Kit glotzte zu der regungslosen Königin vor ihn. Er konnte es nicht fassen! Er war frei!
Hastig löste er sich von dem Maulschutz und der Leine, die seine Magie blockiert hatte. Er schüttelte sich ausgiebig, um die Schleifen loszuwerden. Wie hatte er diese lächerlichen Dinger in seinem Fell gehasst!

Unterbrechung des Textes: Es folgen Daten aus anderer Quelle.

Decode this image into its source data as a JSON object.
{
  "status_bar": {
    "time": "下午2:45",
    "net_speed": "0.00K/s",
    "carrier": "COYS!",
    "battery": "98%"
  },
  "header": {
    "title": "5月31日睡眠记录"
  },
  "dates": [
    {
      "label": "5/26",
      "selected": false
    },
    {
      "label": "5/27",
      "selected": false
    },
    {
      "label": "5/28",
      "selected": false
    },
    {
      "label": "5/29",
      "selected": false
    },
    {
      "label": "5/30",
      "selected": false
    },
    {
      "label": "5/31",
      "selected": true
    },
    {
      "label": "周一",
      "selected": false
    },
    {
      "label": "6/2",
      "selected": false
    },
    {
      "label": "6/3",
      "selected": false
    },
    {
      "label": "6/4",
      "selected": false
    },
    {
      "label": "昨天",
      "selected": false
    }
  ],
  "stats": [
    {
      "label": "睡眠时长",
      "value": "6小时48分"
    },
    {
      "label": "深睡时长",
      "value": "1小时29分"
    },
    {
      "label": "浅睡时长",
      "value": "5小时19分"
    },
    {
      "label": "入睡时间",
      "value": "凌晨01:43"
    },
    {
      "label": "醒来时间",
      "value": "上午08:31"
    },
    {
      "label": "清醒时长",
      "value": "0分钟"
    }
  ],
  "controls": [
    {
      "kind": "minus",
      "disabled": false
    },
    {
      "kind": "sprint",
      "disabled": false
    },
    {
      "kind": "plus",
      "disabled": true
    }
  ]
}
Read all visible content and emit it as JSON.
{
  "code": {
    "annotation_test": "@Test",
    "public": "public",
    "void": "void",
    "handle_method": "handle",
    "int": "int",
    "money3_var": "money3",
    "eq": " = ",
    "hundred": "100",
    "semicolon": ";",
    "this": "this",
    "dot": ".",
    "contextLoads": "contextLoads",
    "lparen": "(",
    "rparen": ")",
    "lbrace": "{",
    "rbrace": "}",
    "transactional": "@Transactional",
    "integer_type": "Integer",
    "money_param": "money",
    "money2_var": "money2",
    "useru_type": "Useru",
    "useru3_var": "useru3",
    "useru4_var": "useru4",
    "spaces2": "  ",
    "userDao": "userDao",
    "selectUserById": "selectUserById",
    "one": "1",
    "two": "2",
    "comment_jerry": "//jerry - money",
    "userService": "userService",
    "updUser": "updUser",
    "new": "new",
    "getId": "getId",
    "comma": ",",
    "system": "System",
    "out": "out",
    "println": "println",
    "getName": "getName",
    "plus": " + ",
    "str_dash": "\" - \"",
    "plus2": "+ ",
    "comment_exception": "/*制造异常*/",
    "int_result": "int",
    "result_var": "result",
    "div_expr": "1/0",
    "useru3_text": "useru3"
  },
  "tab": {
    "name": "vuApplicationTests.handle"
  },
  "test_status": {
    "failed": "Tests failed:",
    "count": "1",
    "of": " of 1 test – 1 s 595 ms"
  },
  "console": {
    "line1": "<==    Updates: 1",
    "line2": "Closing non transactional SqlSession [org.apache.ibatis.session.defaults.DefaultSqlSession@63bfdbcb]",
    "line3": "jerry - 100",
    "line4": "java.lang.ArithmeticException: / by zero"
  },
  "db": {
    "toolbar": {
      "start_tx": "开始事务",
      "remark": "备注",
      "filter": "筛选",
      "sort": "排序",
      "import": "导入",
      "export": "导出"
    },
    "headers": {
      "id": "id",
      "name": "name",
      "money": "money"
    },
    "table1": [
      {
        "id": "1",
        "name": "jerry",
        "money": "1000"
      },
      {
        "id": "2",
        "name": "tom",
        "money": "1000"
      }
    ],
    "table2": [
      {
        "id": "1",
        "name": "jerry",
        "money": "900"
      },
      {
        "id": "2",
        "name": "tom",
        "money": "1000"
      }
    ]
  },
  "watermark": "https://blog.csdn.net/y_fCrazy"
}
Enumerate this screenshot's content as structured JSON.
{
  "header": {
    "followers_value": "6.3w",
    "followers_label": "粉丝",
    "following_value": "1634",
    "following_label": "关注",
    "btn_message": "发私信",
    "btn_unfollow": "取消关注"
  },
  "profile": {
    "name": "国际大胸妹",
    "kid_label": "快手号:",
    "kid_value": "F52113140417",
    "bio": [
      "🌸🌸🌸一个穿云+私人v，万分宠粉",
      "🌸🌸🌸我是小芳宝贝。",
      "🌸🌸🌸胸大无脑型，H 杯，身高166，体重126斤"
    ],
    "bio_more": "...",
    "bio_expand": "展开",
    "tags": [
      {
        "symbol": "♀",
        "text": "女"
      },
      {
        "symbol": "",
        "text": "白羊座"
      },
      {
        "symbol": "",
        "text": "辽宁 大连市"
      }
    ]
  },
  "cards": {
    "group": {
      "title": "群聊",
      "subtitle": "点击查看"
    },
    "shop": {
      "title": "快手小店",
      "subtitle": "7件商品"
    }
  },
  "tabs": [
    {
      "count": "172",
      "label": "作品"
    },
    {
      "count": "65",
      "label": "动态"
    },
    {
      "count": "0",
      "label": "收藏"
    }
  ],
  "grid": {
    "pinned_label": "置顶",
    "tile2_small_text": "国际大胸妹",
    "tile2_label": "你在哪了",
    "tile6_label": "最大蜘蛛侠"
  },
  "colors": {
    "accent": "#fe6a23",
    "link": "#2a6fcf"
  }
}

Dann eilte er zu Hel, die gerade die Küche betrat. Ihr Blick war auf Selena gerichtet und sie roch nach Tod und verbrannter Haut. Ihre Magie war stark und ließ die Luft um sie herum flimmern. Kit fragte sich, woher sie auf einmal all die Kraft hatte. Bevor er entführt worden war, hatte sie kaum noch Reserven gehabt. Er hatte es an ihr gerochen, aber jetzt war sie wie neugeboren. Und sie hatte ihn gerettet! Sie hatte Selena und ihn gerettet!
„DANKE, HEL!", rief Kit und sprang an ihr hoch. Hel zuckte erschrocken zusammen, als er auf ihre Schulter kletterte und sich an ihren Hals drückte. Er rieb seinen Kopf an ihrer Wange. Ihre Haut war rau, doch das machte ihm nichts aus.
„Diese Frau ist SO böse", plapperte er los. „Ich dachte, ich würde hier sterben, aber dann kamst du! DU hast uns alle gerettet!"
„Was ...?", entfuhr es Hel irritiert, als Kit wieder von ihr heruntersprang und neben der Königin am Boden landete. Er schaute zu der Totengöttin hoch und begann aufgeregt zu erzählen: „Selena hat herausbekommen, dass es ein Fluch ist, der auf der griechischen Mythologie liegt! Ein sehr starker Fluch, den nur wenige Hexen binden können ... leider kenne ich mich nicht in Flüchen aus und ich kenne auch keine Hexen ... außer vielleicht dich, Hel? Ich weiß nicht, bist du auch eine Hexe? Immerhin kannst du zaubern." Kits Blick glitt zur Königin und dann zu Selena, die ihn perplex anschaute. „Ich dachte wirklich, ich sterbe hier, aber dann habe ich mich daran erinnert, dass Grerr meinte, wir hätten nur eine Chance, wenn ich das Opfer spiele. Also habe ich das getan! Ich habe mich ruhig verhalten und gewartet, weil ich wusste, dass ihr mich findet und ... das habt ihr! Selena hat die Königin abgelenkt und die Informationen bekommen."
Kit drehte sich wieder zu Hel zurück. „Und du, Hel, hast uns gerettet!"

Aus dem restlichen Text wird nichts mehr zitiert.